Description
In SimplerEnv maniskill3 branch, we would like to apply RDT to a series task of 'widowx bridge'. However, the environment only supports widowx robot with delta ee_pose controller instead of the absolute ee_pose controller.
I found that when pretrained, the input of RDT is "arm_joint_0_pos,arm_joint_1_pos,arm_joint_2_pos,arm_joint_3_pos,arm_joint_4_pos,arm_joint_5_pos,gripper_joint_0_pos,eef_pos_x,eef_pos_y,eef_pos_z,eef_angle_0,eef_angle_1,eef_angle_2,eef_angle_3,eef_angle_4,eef_angle_5"
, but I can't find the output data format [action["format"]].
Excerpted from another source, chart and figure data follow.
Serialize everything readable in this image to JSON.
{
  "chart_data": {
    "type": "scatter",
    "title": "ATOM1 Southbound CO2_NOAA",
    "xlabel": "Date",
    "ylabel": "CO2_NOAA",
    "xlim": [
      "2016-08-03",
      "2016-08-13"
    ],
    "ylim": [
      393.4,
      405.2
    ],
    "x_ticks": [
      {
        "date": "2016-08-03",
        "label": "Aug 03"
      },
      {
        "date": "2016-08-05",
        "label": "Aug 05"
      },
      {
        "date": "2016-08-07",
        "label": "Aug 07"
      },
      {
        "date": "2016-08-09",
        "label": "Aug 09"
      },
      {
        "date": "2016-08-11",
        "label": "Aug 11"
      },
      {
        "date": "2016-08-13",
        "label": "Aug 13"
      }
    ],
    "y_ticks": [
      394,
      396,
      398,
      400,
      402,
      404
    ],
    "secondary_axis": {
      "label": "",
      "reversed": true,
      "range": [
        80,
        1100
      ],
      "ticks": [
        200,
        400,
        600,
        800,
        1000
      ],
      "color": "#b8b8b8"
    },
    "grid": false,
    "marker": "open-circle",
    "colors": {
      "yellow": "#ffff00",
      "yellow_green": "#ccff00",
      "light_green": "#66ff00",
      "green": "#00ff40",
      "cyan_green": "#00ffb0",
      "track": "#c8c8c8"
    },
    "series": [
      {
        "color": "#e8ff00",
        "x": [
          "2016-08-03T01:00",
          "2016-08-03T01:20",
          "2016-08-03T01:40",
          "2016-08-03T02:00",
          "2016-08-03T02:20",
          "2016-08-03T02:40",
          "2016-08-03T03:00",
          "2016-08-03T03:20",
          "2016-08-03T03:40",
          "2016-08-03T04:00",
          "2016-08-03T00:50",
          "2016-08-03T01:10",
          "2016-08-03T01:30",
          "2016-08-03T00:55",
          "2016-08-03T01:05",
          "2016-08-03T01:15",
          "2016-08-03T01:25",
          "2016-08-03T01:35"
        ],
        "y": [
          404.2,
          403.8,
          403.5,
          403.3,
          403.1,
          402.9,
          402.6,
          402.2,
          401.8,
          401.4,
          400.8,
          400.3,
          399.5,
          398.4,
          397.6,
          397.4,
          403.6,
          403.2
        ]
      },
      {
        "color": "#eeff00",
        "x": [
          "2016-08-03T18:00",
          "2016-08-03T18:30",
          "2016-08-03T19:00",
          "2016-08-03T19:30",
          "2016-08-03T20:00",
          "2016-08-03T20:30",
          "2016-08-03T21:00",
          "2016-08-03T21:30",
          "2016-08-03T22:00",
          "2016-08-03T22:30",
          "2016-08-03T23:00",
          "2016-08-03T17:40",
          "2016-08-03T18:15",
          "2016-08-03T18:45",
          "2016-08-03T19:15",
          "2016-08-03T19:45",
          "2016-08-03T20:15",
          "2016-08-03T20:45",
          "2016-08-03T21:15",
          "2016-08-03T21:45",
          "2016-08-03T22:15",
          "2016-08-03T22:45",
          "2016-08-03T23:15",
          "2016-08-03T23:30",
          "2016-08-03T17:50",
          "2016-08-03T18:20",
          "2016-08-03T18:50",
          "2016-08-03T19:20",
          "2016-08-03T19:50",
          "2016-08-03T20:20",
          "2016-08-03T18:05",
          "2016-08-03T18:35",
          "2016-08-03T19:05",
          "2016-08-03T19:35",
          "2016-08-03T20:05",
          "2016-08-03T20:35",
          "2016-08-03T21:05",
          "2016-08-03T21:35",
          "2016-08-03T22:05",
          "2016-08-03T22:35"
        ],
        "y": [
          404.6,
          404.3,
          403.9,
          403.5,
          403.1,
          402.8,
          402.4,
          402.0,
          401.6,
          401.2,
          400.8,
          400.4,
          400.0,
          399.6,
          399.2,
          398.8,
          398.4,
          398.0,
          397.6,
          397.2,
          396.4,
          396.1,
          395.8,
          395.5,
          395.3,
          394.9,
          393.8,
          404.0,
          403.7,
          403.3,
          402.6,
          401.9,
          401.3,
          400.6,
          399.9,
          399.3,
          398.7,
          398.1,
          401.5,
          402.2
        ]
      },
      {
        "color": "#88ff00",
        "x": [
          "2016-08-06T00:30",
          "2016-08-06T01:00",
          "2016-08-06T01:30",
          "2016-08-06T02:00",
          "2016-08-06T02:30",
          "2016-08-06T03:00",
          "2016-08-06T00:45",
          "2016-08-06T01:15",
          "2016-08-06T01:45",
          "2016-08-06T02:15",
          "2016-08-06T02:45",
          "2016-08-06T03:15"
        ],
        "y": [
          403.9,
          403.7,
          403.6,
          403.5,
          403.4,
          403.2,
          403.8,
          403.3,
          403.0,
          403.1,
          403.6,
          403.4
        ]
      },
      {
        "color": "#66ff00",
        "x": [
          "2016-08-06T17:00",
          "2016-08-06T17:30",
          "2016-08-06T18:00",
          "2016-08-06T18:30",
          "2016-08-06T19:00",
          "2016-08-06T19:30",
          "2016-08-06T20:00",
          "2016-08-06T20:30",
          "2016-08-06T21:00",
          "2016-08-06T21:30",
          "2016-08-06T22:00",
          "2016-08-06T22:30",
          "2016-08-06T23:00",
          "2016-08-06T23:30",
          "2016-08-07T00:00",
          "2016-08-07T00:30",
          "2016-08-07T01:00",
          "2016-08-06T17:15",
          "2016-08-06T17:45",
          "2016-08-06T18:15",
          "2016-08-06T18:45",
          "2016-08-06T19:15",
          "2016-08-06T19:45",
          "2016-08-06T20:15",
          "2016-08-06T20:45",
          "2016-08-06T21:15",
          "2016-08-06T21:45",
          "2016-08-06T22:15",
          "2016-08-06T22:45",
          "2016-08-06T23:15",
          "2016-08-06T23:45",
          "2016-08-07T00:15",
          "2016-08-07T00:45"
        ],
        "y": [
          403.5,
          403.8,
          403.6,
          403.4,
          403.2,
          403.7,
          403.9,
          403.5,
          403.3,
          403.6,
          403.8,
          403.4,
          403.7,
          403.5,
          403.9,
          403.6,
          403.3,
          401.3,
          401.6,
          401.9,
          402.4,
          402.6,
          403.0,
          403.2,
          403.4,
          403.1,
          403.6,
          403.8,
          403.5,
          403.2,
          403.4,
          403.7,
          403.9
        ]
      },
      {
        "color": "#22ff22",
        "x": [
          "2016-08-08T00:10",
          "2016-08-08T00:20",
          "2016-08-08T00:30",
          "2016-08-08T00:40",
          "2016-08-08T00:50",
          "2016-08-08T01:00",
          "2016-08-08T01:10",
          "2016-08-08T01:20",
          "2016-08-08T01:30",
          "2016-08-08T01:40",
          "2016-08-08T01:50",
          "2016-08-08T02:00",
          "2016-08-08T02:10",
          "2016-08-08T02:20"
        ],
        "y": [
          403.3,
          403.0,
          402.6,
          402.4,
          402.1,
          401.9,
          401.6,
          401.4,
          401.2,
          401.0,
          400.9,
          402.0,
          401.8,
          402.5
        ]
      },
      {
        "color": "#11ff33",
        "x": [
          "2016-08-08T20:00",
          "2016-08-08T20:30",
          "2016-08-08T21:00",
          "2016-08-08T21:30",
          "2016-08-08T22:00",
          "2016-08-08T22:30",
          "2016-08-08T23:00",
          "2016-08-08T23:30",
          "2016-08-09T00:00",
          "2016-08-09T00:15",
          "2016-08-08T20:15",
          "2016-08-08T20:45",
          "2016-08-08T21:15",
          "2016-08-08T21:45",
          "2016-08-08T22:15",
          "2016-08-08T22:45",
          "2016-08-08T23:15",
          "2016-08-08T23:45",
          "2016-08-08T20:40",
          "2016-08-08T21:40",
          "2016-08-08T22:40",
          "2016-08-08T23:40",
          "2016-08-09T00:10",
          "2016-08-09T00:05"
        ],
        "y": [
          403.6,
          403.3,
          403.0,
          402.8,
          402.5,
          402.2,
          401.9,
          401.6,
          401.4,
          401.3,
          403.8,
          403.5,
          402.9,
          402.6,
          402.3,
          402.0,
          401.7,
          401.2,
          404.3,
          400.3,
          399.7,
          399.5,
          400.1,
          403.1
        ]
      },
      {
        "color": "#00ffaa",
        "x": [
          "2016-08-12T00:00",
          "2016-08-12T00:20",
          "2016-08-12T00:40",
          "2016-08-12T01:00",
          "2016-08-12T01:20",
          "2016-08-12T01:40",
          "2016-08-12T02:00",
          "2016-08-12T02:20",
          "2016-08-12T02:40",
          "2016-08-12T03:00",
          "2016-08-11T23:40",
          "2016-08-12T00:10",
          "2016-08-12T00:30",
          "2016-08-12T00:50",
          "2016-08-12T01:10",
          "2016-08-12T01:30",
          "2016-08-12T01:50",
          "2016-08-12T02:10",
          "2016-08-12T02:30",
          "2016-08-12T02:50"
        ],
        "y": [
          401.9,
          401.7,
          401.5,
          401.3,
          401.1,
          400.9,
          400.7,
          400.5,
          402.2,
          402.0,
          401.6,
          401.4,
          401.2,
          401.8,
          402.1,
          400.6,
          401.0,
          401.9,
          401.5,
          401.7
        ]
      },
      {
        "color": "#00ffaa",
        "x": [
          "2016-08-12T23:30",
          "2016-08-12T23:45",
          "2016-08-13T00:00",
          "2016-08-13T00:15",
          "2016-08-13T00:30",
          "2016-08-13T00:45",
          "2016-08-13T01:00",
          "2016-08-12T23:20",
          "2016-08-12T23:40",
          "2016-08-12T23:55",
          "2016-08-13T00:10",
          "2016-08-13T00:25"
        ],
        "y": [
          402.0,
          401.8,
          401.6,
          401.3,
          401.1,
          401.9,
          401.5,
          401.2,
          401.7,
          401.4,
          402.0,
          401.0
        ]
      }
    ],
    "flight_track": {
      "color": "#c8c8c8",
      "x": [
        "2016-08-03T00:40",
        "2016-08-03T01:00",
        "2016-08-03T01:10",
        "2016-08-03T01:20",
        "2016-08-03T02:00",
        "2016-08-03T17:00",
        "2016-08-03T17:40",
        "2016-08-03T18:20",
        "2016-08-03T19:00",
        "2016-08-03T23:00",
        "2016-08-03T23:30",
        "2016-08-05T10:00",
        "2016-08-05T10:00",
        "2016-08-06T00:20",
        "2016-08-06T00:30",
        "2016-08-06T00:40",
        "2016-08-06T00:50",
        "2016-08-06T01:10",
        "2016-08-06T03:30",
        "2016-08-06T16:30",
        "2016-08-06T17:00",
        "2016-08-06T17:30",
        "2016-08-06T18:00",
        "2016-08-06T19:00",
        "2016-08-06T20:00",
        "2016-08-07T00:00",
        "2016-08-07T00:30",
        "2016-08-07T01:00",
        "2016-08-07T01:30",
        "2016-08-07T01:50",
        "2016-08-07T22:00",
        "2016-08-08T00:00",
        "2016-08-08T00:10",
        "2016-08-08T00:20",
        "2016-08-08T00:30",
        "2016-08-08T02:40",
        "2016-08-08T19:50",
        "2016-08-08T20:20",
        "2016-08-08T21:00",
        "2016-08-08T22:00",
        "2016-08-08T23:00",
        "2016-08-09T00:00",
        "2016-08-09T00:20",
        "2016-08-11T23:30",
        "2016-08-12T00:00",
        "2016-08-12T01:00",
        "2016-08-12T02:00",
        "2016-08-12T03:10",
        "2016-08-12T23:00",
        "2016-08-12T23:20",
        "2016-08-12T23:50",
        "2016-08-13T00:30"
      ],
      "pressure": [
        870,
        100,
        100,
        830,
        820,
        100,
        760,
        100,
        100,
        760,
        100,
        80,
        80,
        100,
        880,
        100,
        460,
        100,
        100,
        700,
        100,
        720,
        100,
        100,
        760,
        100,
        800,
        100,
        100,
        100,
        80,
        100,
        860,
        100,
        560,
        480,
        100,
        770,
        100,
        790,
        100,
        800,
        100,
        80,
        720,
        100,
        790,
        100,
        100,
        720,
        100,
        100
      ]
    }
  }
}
According to #14 ,I guessed the output data is the future absolute state(joint_pos(6), gripper(1) and ee_pose(9))
. So I tried to use the future 6-dimensional joint_pos of widowx, solve FK to get the ee_pose and finally set delta_ee_pose = predict_ee_pose - last_obs_ee_pose
to delta ee_pose controller that we only have.[Actually I tried to use the future ee_pose(9), but its performance is very poor, and the delta ee_pose is an order of magnitude larger.]
However, the widowx arm is the swinging near the initial pose. And sometimes the arm goes back until out of the observation. Just like #52 , the widowx didn't work as expected and the robot moved in the wrong direction.
Question 1 : Is this the expected performance of the pre-trained model(RDT-1B)?
Question 2 : Is there an issue with the input and output data format I used? Can the pre-trained RDT-1B model output delta_ee_pose? If so, where is the output stored in the unified action space? What is the input and output format during pretraining in Bridge V2?
Question 3 : What is the coordinate system used during the pretraining of this RDT-1B? When evaluating the policy, I am unsure which point should be used as the origin of the coordinate system to avoid affecting output performance.